By David Tuckwell on Wednesday 17 May 2017
Barriers for Australian fintechs entering Hong Kong's market are already low, but they soon could be lower.
A new Australia-Hong Kong free trade agreement is in the wind and fintech is part of the deal.
Australia and Hong Kong have opened talks on a new free trade agreement which will include a significant fintech component.
The FTA will focus on locking in current open policy settings for fintechs as well as widening access for service providers as far as possible, the Australian government says.

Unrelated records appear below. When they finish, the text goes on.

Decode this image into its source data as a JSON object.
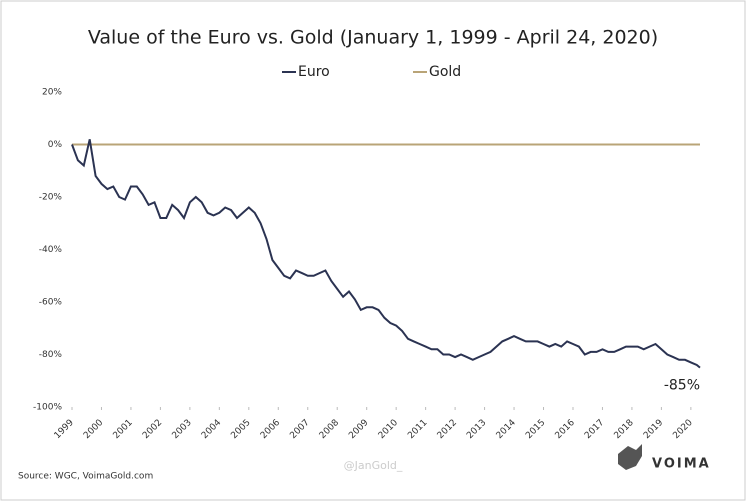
{
  "chart_data": {
    "type": "line",
    "title": "Value of the Euro vs. Gold (January 1, 1999 - April 24, 2020)",
    "annotation": "-85%",
    "source": "Source: WGC, VoimaGold.com",
    "watermark": "@JanGold_",
    "logo": "VOIMA",
    "x": [
      1999.0,
      1999.2,
      1999.4,
      1999.6,
      1999.8,
      2000.0,
      2000.2,
      2000.4,
      2000.6,
      2000.8,
      2001.0,
      2001.2,
      2001.4,
      2001.6,
      2001.8,
      2002.0,
      2002.2,
      2002.4,
      2002.6,
      2002.8,
      2003.0,
      2003.2,
      2003.4,
      2003.6,
      2003.8,
      2004.0,
      2004.2,
      2004.4,
      2004.6,
      2004.8,
      2005.0,
      2005.2,
      2005.4,
      2005.6,
      2005.8,
      2006.0,
      2006.2,
      2006.4,
      2006.6,
      2006.8,
      2007.0,
      2007.2,
      2007.4,
      2007.6,
      2007.8,
      2008.0,
      2008.2,
      2008.4,
      2008.6,
      2008.8,
      2009.0,
      2009.2,
      2009.4,
      2009.6,
      2009.8,
      2010.0,
      2010.2,
      2010.4,
      2010.6,
      2010.8,
      2011.0,
      2011.2,
      2011.4,
      2011.6,
      2011.8,
      2012.0,
      2012.2,
      2012.4,
      2012.6,
      2012.8,
      2013.0,
      2013.2,
      2013.4,
      2013.6,
      2013.8,
      2014.0,
      2014.2,
      2014.4,
      2014.6,
      2014.8,
      2015.0,
      2015.2,
      2015.4,
      2015.6,
      2015.8,
      2016.0,
      2016.2,
      2016.4,
      2016.6,
      2016.8,
      2017.0,
      2017.2,
      2017.4,
      2017.6,
      2017.8,
      2018.0,
      2018.2,
      2018.4,
      2018.6,
      2018.8,
      2019.0,
      2019.2,
      2019.4,
      2019.6,
      2019.8,
      2020.0,
      2020.2,
      2020.31
    ],
    "series": [
      {
        "name": "Euro",
        "color": "#2b3352",
        "values": [
          0,
          -6,
          -8,
          2,
          -12,
          -15,
          -17,
          -16,
          -20,
          -21,
          -16,
          -16,
          -19,
          -23,
          -22,
          -28,
          -28,
          -23,
          -25,
          -28,
          -22,
          -20,
          -22,
          -26,
          -27,
          -26,
          -24,
          -25,
          -28,
          -26,
          -24,
          -26,
          -30,
          -36,
          -44,
          -47,
          -50,
          -51,
          -48,
          -49,
          -50,
          -50,
          -49,
          -48,
          -52,
          -55,
          -58,
          -56,
          -59,
          -63,
          -62,
          -62,
          -63,
          -66,
          -68,
          -69,
          -71,
          -74,
          -75,
          -76,
          -77,
          -78,
          -78,
          -80,
          -80,
          -81,
          -80,
          -81,
          -82,
          -81,
          -80,
          -79,
          -77,
          -75,
          -74,
          -73,
          -74,
          -75,
          -75,
          -75,
          -76,
          -77,
          -76,
          -77,
          -75,
          -76,
          -77,
          -80,
          -79,
          -79,
          -78,
          -79,
          -79,
          -78,
          -77,
          -77,
          -77,
          -78,
          -77,
          -76,
          -78,
          -80,
          -81,
          -82,
          -82,
          -83,
          -84,
          -85
        ]
      },
      {
        "name": "Gold",
        "color": "#b9a477",
        "values": [
          0,
          0,
          0,
          0,
          0,
          0,
          0,
          0,
          0,
          0,
          0,
          0,
          0,
          0,
          0,
          0,
          0,
          0,
          0,
          0,
          0,
          0,
          0,
          0,
          0,
          0,
          0,
          0,
          0,
          0,
          0,
          0,
          0,
          0,
          0,
          0,
          0,
          0,
          0,
          0,
          0,
          0,
          0,
          0,
          0,
          0,
          0,
          0,
          0,
          0,
          0,
          0,
          0,
          0,
          0,
          0,
          0,
          0,
          0,
          0,
          0,
          0,
          0,
          0,
          0,
          0,
          0,
          0,
          0,
          0,
          0,
          0,
          0,
          0,
          0,
          0,
          0,
          0,
          0,
          0,
          0,
          0,
          0,
          0,
          0,
          0,
          0,
          0,
          0,
          0,
          0,
          0,
          0,
          0,
          0,
          0,
          0,
          0,
          0,
          0,
          0,
          0,
          0,
          0,
          0,
          0,
          0,
          0
        ]
      }
    ],
    "xlim": [
      1999,
      2020.31
    ],
    "xticks": [
      1999,
      2000,
      2001,
      2002,
      2003,
      2004,
      2005,
      2006,
      2007,
      2008,
      2009,
      2010,
      2011,
      2012,
      2013,
      2014,
      2015,
      2016,
      2017,
      2018,
      2019,
      2020
    ],
    "ylim": [
      -100,
      20
    ],
    "yticks": [
      {
        "value": -100,
        "label": "-100%"
      },
      {
        "value": -80,
        "label": "-80%"
      },
      {
        "value": -60,
        "label": "-60%"
      },
      {
        "value": -40,
        "label": "-40%"
      },
      {
        "value": -20,
        "label": "-20%"
      },
      {
        "value": 0,
        "label": "0%"
      },
      {
        "value": 20,
        "label": "20%"
      }
    ],
    "grid": false,
    "legend": "top"
  }
}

“Australia aims to support [fintech] through FTA commitments on: the free flow of data across borders; the removal of any requirement to store business information locally; and the disclosure of source code as a condition for selling software,” a spokesperson for the Department of Foreign Affairs and Trade told AltFi.

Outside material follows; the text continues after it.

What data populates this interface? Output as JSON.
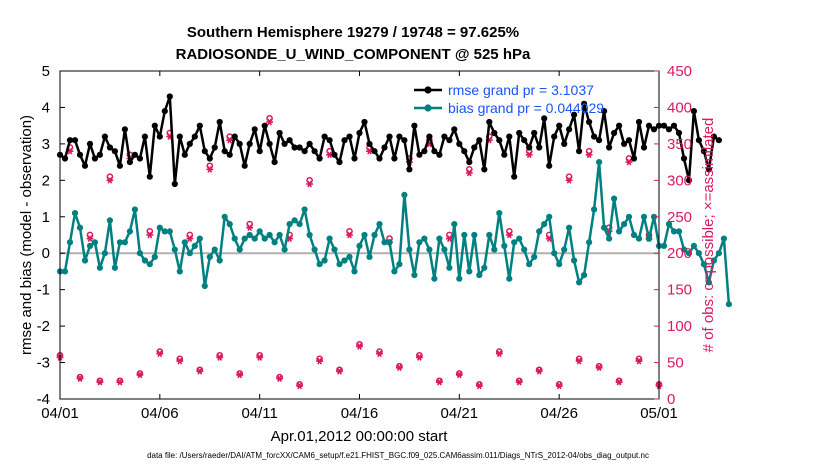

“We hope that [the] FTA will be concluded relatively swiftly. However, we are not prepared to sacrifice quality for speed.”
Tariffs on Australian goods sold in Hong Kong are already at zero and the new FTA, the government hopes, will complement the FTAs already in place with China, Japan and South Korea.
Hong Kong is the eighth largest market for Australian exports and twelfth largest trading partner overall, with two-way trade in goods and services worth $15.3 billion.
Australia and Hong Kong are already bound by a 1993 investment treaty, which holds open the flow of capital between each country.